Adverse changes to cardiac structure and function were found to be associated with low-density lipoprotein cholesterol (LDL-C) and triglycerides plasma concentrations, according to results of a Mendelian randomization study published in the Journal of the American College of Cardiology.
In this study, 2006 to 2010 data from United Kingdom (UK) Biobank for 500,000 people aged 40 to 69 years were examined. In these individuals, serum concentrations of high-density lipoprotein cholesterol (HDL-C), LDL-C, and triglyceride were enzymatically measured.
Genetic risk scores (GRSs) were calculated using risk loci from the Global Lipids Genetic Consortium and linkage disequilibrium clumping. A 2-stage least squares Mendelian randomization analysis was performed. A total of 436,064 individuals had available cholesterol data, and 17,311 had cardiovascular magnetic resonance data.
Individuals were stratified according to LDL-C concentrations. All demographic parameters differed significantly across LDL-C percentile groups: individuals in the highest percentile were older, more likely to be women, and had higher body mass indexes, blood pressures, and glycemic measurements.
The variances in lipid concentrations accounted for by the GRSs were: 10.8% for LDL-C (F-statistic, 2492), 7.3% for HDL-C (F-statistic, 1811), and 5.0% for triglycerides (F-statistic, 925).
A 1 mmol/L increase in lifetime LDL-C exposure was associated with higher left ventricular (LV) end-diastolic volume (LVEDV; b, 1.85; 95% CI, 0.59-3.14 ml; P =.004) and LV mass (b, 0.81; 95% CI, 0.1-1.51 g; P =.023). Similar associations between LDL-C and LVEDV (inverse-variance-weighted [IVW] b, 1.62; 95% CI, 0.32-2.91 ml; P =.014) and LDL-C and LV mass (IVW b, 0.66; 95% CI, 0.10-1.22 g; P =.021) were detected in a sensitivity analysis.
A 1 mmol/L increase in lifetime triglyceride exposure was associated with reduced LV ejection fraction (b, -0.52%; 95% CI, -0.92% to -0.13%; P =.011) and increased LV mass (b, 1.37; 95% CI, 0.45-2.3 g; P =.004).

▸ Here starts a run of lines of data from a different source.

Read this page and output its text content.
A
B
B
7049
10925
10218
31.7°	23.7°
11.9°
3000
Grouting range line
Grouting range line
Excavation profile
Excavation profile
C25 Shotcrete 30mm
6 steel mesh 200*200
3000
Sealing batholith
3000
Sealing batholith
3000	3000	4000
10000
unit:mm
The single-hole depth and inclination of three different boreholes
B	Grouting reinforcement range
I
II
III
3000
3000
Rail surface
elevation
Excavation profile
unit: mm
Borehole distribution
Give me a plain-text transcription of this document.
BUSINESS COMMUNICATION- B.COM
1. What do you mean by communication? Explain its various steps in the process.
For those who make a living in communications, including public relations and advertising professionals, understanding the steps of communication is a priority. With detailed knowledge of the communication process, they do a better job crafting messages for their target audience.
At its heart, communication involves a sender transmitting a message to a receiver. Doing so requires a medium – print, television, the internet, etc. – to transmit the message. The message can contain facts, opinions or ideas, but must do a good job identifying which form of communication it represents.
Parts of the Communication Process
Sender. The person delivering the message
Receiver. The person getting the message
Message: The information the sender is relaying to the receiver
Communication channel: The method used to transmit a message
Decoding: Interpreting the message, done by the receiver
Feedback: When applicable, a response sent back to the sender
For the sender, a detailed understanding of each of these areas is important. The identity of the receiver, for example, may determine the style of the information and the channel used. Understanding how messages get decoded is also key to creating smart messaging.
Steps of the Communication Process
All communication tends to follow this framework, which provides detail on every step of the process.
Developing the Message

Similar associations between triglyceride concentration and LV mass (IVW b, 0.61; 95% CI, 0.04-1.18 g; P =.036) were obtained with a sensitivity analysis.
The investigators did not observe a significant association between HDL-C and cardiac structure and function variables.

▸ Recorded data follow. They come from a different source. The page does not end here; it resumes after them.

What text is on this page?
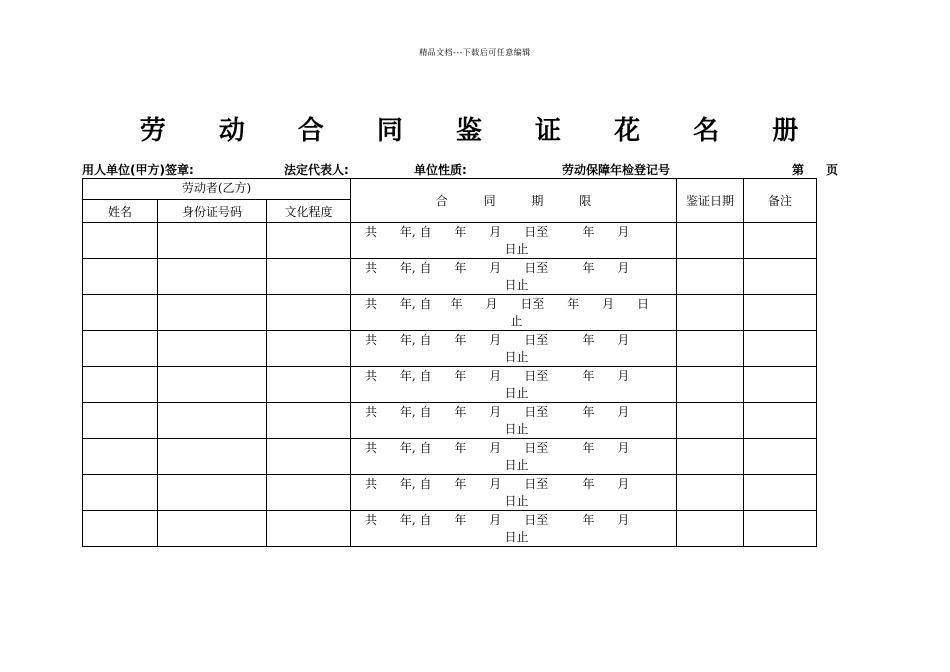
精品文档---下载后可任意编辑
劳 动 合 同 鉴 证 花 名 册
用人单位(甲方)签章:	法定代表人:	单位性质:	劳动保障年检登记号	第 页
劳动者(乙方)			合 同 期 限	鉴证日期	备注
姓名	身份证号码	文化程度			

			共      年, 自      年      月      日至         年      月
日止		

			共      年, 自      年      月      日至         年      月
日止		

			共      年, 自     年      月      日至      年      月      日
止		

			共      年, 自      年      月      日至         年      月
日止		

			共      年, 自      年      月      日至         年      月
日止		

			共      年, 自      年      月      日至         年      月
日止		

			共      年, 自      年      月      日至         年      月
日止		

			共      年, 自      年      月      日至         年      月
日止		

			共      年, 自      年      月      日至         年      月
日止		
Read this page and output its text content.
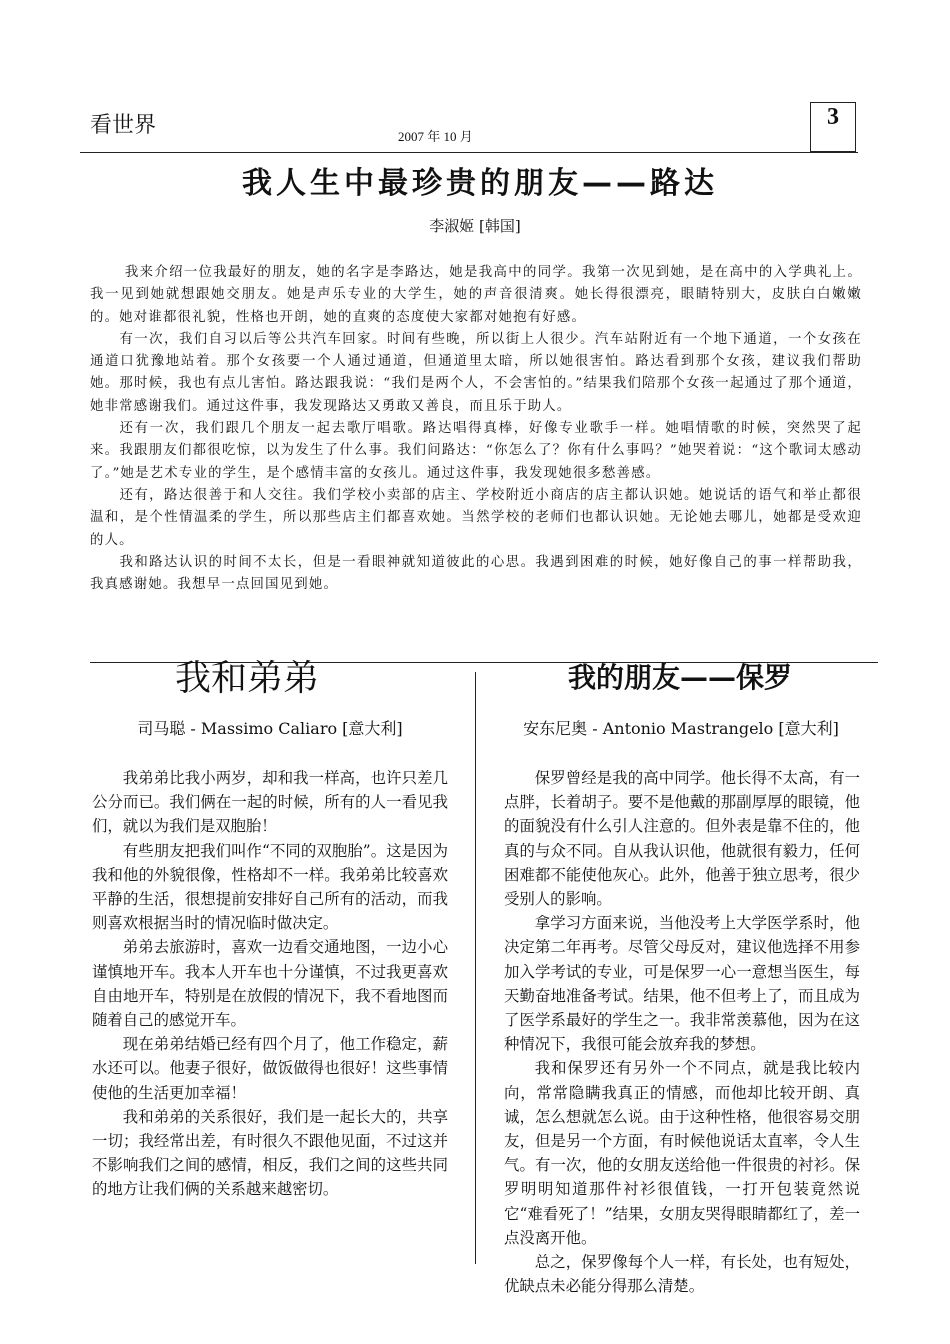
看世界	2007 年 10 月
3
我人生中最珍贵的朋友——路达
李淑姬 [韩国]

我来介绍一位我最好的朋友，她的名字是李路达，她是我高中的同学。我第一次见到她，是在高中的入学典礼上。我一见到她就想跟她交朋友。她是声乐专业的大学生，她的声音很清爽。她长得很漂亮，眼睛特别大，皮肤白白嫩嫩的。她对谁都很礼貌，性格也开朗，她的直爽的态度使大家都对她抱有好感。

有一次，我们自习以后等公共汽车回家。时间有些晚，所以街上人很少。汽车站附近有一个地下通道，一个女孩在通道口犹豫地站着。那个女孩要一个人通过通道，但通道里太暗，所以她很害怕。路达看到那个女孩，建议我们帮助她。那时候，我也有点儿害怕。路达跟我说：“我们是两个人，不会害怕的。”结果我们陪那个女孩一起通过了那个通道，她非常感谢我们。通过这件事，我发现路达又勇敢又善良，而且乐于助人。

还有一次，我们跟几个朋友一起去歌厅唱歌。路达唱得真棒，好像专业歌手一样。她唱情歌的时候，突然哭了起来。我跟朋友们都很吃惊，以为发生了什么事。我们问路达：“你怎么了？你有什么事吗？”她哭着说：“这个歌词太感动了。”她是艺术专业的学生，是个感情丰富的女孩儿。通过这件事，我发现她很多愁善感。

还有，路达很善于和人交往。我们学校小卖部的店主、学校附近小商店的店主都认识她。她说话的语气和举止都很温和，是个性情温柔的学生，所以那些店主们都喜欢她。当然学校的老师们也都认识她。无论她去哪儿，她都是受欢迎的人。

我和路达认识的时间不太长，但是一看眼神就知道彼此的心思。我遇到困难的时候，她好像自己的事一样帮助我，我真感谢她。我想早一点回国见到她。

我和弟弟
司马聪 - Massimo Caliaro [意大利]

我弟弟比我小两岁，却和我一样高，也许只差几公分而已。我们俩在一起的时候，所有的人一看见我们，就以为我们是双胞胎！

有些朋友把我们叫作“不同的双胞胎”。这是因为我和他的外貌很像，性格却不一样。我弟弟比较喜欢平静的生活，很想提前安排好自己所有的活动，而我则喜欢根据当时的情况临时做决定。

弟弟去旅游时，喜欢一边看交通地图，一边小心谨慎地开车。我本人开车也十分谨慎，不过我更喜欢自由地开车，特别是在放假的情况下，我不看地图而随着自己的感觉开车。

现在弟弟结婚已经有四个月了，他工作稳定，薪水还可以。他妻子很好，做饭做得也很好！这些事情使他的生活更加幸福！

我和弟弟的关系很好，我们是一起长大的，共享一切；我经常出差，有时很久不跟他见面，不过这并不影响我们之间的感情，相反，我们之间的这些共同的地方让我们俩的关系越来越密切。

我的朋友——保罗
安东尼奥 - Antonio Mastrangelo [意大利]

保罗曾经是我的高中同学。他长得不太高，有一点胖，长着胡子。要不是他戴的那副厚厚的眼镜，他的面貌没有什么引人注意的。但外表是靠不住的，他真的与众不同。自从我认识他，他就很有毅力，任何困难都不能使他灰心。此外，他善于独立思考，很少受别人的影响。

拿学习方面来说，当他没考上大学医学系时，他决定第二年再考。尽管父母反对，建议他选择不用参加入学考试的专业，可是保罗一心一意想当医生，每天勤奋地准备考试。结果，他不但考上了，而且成为了医学系最好的学生之一。我非常羡慕他，因为在这种情况下，我很可能会放弃我的梦想。

我和保罗还有另外一个不同点，就是我比较内向，常常隐瞒我真正的情感，而他却比较开朗、真诚，怎么想就怎么说。由于这种性格，他很容易交朋友，但是另一个方面，有时候他说话太直率，令人生气。有一次，他的女朋友送给他一件很贵的衬衫。保罗明明知道那件衬衫很值钱，一打开包装竟然说它“难看死了！”结果，女朋友哭得眼睛都红了，差一点没离开他。

总之，保罗像每个人一样，有长处，也有短处，优缺点未必能分得那么清楚。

Statin use was found to modify the association between phenotypic LDL-C and standardized GRS for LDL-C (Pinteraction <.0001), with lower LDL-C levels in patients treated with statins than predicted by their GRS.
Study limitations include a lack of pharmacotherapy data, and the inability to determine the mechanisms underlying the observed causal relationship between LV parameters and LDL-C/triglycerides.
These data indicate that increased exposure to LDL-C and triglycerides over a lifetime may be associated with adverse alterations to the LV.
Aung N, Sanghvi M M, Piechnick S K, et al. The Effect of Blood Lipids on the Left Ventricle: A Mendelian Randomization Study. J Am Coll Cardiol. 2020;76(21):2477–2488.